Molecular Diagnosis of Hereditary Syndromes and Cancer Using Genomic DNA Methylation
1. Department of Pathology and Laboratory Medicine, Western University, London, ON, Canada; 2. Molecular Genetics Laboratory, Molecular Diagnostics Division, London Health Sciences, London, ON, Canada; 3. Greenwood Genetics Center, Greenwood, SC, USA; 4. Children’s Hospital of Eastern Ontario Research Institute, University of Ottawa, Ottawa, ON, Canada; 5. Department of Pathology and Laboratory Medicine, McMaster University, Hamilton, ON, Canada; 6. Departments of Pediatrics, Biochemistry and Oncology, Western University and Children's Health Research Institute, London, ON, Canada
Introduction: DNA methylation of the CpG dinucleotides plays an integral role in the regulation of the processes that control normal development and organ stability. Aberrant DNA methylation in early development leads to neurodevelopmental syndromes, while its disruption in somatic tissues is associated with carcinogenesis. As a relatively stable functional modification, genomic DNA methylation has been the focus of biomarker discovery. Currently, the diagnosis of neurodevelopmental syndromes is challenging due to complex and overlapping clinical presentations and un-interpretability of the genetic variants of unknown significance. Similarly in prostate cancer, a non-germline disease, the current diagnostic methods based on pathology examination of prostate needle biopsies produce high false negative rates due to the temporospatial, molecular, and morphological heterogeneity of prostate adenocarcinoma.
Hypothesis: We hypothesize that both neurodevelopmental conditions and cancer generate specific DNA methylation patterns which can be utilized in molecular diagnosis and disease screening.
Methods: Peripheral blood samples from disease-specific cohorts of patients with Mendelian neurodevelopmental syndromes caused by defects in epigenomic machinery, as well as archival prostate cancer and benign tissues were assessed for genome-wide methylation changes using Illumina Infinium 450k and EPIC arrays. Supervised and unsupervised machine learning techniques, including support vector machine, LASSO, and unsupervised hierarchical clustering, were utilized to train predictive models for each disorder. Independent cohorts were used to validate the performance of the classification models.
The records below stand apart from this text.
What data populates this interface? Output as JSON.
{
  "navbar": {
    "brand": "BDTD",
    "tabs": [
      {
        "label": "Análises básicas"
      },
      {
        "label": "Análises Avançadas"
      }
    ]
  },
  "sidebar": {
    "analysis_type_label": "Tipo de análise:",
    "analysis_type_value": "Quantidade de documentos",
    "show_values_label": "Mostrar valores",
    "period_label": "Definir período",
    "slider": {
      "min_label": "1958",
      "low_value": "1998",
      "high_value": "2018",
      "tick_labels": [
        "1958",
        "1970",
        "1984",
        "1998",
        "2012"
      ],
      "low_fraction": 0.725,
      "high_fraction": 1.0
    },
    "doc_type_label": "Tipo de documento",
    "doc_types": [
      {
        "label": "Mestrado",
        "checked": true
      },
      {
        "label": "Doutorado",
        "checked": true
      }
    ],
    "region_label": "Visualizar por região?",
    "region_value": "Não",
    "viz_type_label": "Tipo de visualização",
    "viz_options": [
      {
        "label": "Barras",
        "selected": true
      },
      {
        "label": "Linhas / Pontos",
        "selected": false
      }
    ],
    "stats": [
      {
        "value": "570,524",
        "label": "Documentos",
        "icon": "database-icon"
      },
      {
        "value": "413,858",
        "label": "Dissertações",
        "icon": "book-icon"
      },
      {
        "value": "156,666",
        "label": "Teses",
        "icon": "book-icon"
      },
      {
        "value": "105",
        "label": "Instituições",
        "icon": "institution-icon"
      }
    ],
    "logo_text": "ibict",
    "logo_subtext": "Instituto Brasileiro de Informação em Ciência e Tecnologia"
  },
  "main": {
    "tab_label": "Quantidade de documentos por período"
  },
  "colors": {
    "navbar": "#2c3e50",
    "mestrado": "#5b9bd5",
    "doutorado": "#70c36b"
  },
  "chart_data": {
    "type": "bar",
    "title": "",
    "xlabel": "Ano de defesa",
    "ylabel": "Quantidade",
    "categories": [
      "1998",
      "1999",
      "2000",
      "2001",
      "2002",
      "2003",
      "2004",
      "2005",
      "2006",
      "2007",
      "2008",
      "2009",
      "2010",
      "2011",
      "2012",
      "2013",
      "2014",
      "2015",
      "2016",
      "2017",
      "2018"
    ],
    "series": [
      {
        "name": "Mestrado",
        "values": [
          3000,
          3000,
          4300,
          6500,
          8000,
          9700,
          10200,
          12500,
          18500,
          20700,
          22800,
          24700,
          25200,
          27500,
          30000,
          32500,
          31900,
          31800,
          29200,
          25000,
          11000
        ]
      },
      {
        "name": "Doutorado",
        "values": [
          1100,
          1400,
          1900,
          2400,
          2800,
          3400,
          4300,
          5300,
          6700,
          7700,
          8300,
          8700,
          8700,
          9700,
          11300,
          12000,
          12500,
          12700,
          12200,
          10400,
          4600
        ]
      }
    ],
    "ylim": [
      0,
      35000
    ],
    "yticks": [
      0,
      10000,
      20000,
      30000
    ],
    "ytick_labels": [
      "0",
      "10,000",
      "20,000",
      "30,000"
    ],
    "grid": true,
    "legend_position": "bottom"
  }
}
Results: We identified highly sensitive and specific peripheral blood DNA methylation epi-signatures in a number of genetic conditions including Floating-Harbor Syndrome, autosomal dominant cerebellar ataxia, deafness, and narcolepsy, alpha thalassemia/mental retardation X-linked syndrome, Kabuki syndrome, Sotos syndrome, CHARGE syndrome, Claes-Jensen syndrome, Genitopattelar syndrome, Coffin-Siris syndrome, and Nicolaides-Baraitser syndromes. Using ~1,000 selected CpG probes from every epi-signature, we trained a multi-class machine-learning-based prediction model, enabling concurrent classification of the mentioned disorders, with 100% accuracy as determined by applying our model to multiple external and internal validation cohorts. We demonstrated the ability of the algorithm to identify undiagnosed subjects through screening a targetted population, to resolve the ambiguous clinical cases carrying variants of unknown significance, and to assign a new diagnosis to patients for whom the initial clinical diagnostic assumption was not correct. Similarly, in prostate cancer, using four CpG loci, we achieved 96% sensitivity and 98% specificity in differentiating tumors from benign tissues as confirmed using an external cohort of 234 tumors and 92 benign samples. We also showed that this method could sensitively detect metastatic lesions in bone, lymph node, and soft tissue.
Conclusion: This study demonstrates the power of DNA methylation analysis combined with machine learning in accurate detection of both hereditary genetic syndromes and acquired conditions.